My train ride.

A little over six weeks ago I was admitted to the hospital at Duke to begin my autologus bone marrow transplant.  And what a six weeks it has been.  At the time of my admission, I was feeling as good as I had felt in quite a while.  It had been about two months since I complete my clinical trail, which involved 24 chemotherapy treatments over a six month period.  The collective effect of that much chemo had worn me down, and while I had avoided most of the normal chemo side effects, I was generally fatigued most of the time.  But during my two month hiatus, I had regained some strength and was feeling pretty good.

A while back I read a comment somewhere that seems very fitting: First they hit me with a bus, and then as I was starting to get back up, they hit me with a train.  During that six days in the hospital I received 14 chemo infusions, or what they refer to as High Dose Chemo.  The actual six days in the hospital were not really all that bad.  It was the next two weeks, living in an apartment near Duke, that things really hit bottom, and all those chemo drugs began to have their full effects.  It was as if that train was two weeks long.

As was the case during the clinical trial, I was again blessed by being able to avoid most of the side effects of the chemotherapy treatments: nausea and vomiting, diarrhea, pain, loss of appetite and weight, etc.  My two main problems were extreme fatigue, and mucositis, or mouth sores.  There was also probably a brief encounter with chemo brain, also known as chemo fog, but I'm not sure if that is correct or not :-).  For a period of a few weeks, just getting up, and getting from the bed to the breakfast table was a major undertaking.  Then I had to get dressed and make my daily trip to the BMT clinic for blood tests and reassessment.  Holly would drop me off at the front entrance to the clinic, where I would check in at the front desk, and then sit down to rest.  Getting from the car to the check in was all I could handle.  After my rest, I would walk probably 50 yards to the treatment area, get weighed in and assigned a nurses' area, only to be exhausted again and ready to sit back down.

I believe that it is only now, when I am beginning to feel better and stronger, that I can look back and see how bad I really was.  My main focus back then was just getting through each hour.  After we moved into the apartment, I was told that it was important to get some exercise each day, whether I felt like it or not.  So each day we would do one lap around the parking lot, probably about 200 yards.  For the first week I had to stop and rest twice during that one lap.  Gradually I worked up to no rest stops, and then to two laps.  I am now walking about one mile each day.

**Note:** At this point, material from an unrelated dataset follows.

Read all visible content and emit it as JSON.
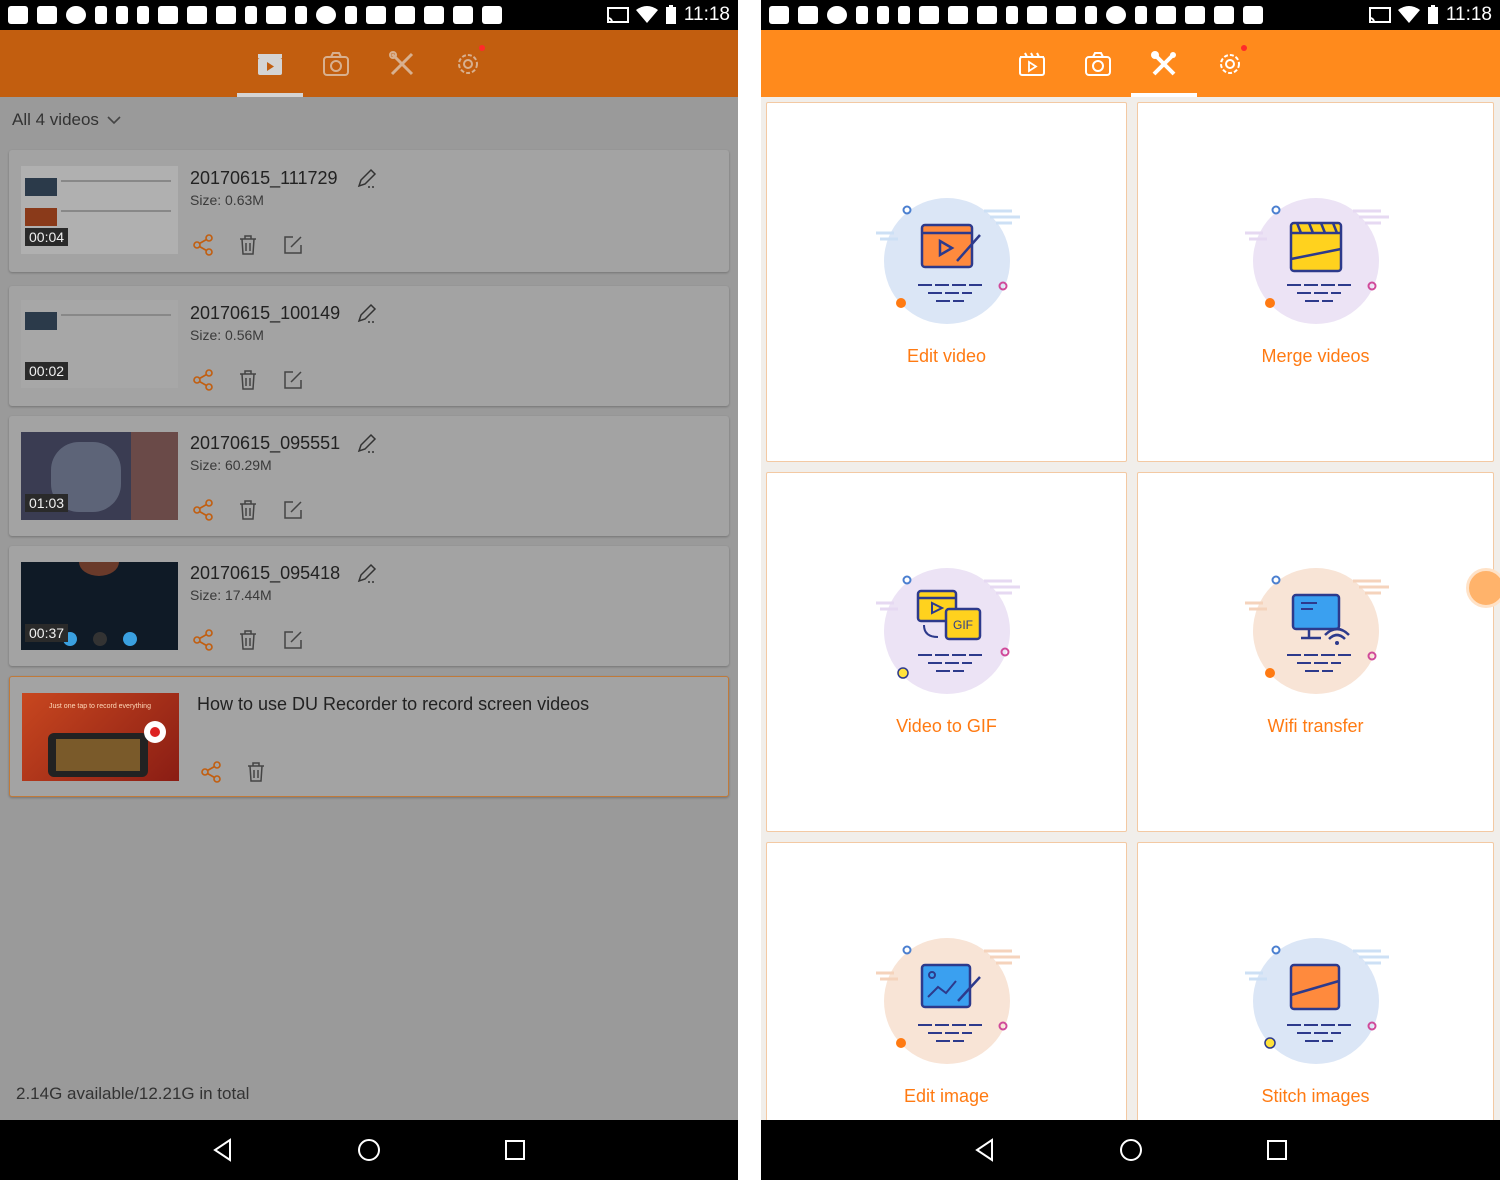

It is difficult to describe, but as I look back now, I can see much more clearly that I was really at the bottom of the well.  As Robin Roberts said recently, they were really terrible, hard, yucky days.  And I am so very glad that they are now behind me.  I have come so very far since then, and am getting better each day.  I get blood workups done locally each week to see how my various counts and measures are progressing.  And I am glad to report that they are all showing improvement each and every week.  Most of my counts are back up into the "normal" ranges, and the rest are not far behind.  However, there is one very important attribute that cannot be measured, and that is my immune system.  It was totally destroyed by the High Dose Chemo and is now in the process of being rebuilt.  But it cannot be measured on a 10 point scale, and it takes many months to return to full functionality.  For that reason I must be careful to avoid situations that might expose me to germs, viruses, infections, etc.

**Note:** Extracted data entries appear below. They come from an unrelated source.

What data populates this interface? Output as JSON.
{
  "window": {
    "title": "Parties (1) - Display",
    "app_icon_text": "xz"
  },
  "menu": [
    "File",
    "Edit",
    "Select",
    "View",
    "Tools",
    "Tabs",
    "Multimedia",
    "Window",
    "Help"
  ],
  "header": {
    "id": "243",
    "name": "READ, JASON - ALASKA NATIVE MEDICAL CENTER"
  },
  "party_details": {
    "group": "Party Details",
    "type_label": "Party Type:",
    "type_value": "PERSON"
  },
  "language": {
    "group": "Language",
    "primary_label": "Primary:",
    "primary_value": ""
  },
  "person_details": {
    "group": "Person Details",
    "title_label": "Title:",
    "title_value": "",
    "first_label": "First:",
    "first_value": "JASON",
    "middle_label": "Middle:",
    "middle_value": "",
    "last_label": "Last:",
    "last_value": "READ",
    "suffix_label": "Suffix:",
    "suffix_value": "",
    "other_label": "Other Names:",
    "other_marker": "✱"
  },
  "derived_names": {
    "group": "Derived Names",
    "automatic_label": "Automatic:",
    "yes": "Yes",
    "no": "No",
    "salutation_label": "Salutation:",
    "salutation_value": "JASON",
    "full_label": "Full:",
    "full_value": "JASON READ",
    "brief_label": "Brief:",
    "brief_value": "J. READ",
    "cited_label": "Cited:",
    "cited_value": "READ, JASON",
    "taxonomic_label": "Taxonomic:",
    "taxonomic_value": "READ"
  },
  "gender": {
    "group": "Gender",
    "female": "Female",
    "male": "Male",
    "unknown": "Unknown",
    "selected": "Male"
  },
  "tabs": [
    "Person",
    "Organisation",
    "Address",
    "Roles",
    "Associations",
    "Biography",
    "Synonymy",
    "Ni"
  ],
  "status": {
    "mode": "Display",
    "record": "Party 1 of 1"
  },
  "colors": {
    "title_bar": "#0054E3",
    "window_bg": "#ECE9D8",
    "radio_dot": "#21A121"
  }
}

In about another week and a half we will return to Duke for my first followup visit since the transplant.  This will involve another PET/CT scan, along with some other tests, and a meeting with Dr. Horwitz to review and discuss my situation.  I look forward to finding out what is next on the agenda.  Between the clinical trial, and then the transplant, I have definitely come through the worst part, but I am by no means at the end of my journey.  This train will stop at many more stations before it reaches it's destination, but at least now I am riding on the train, rather than being hit by it.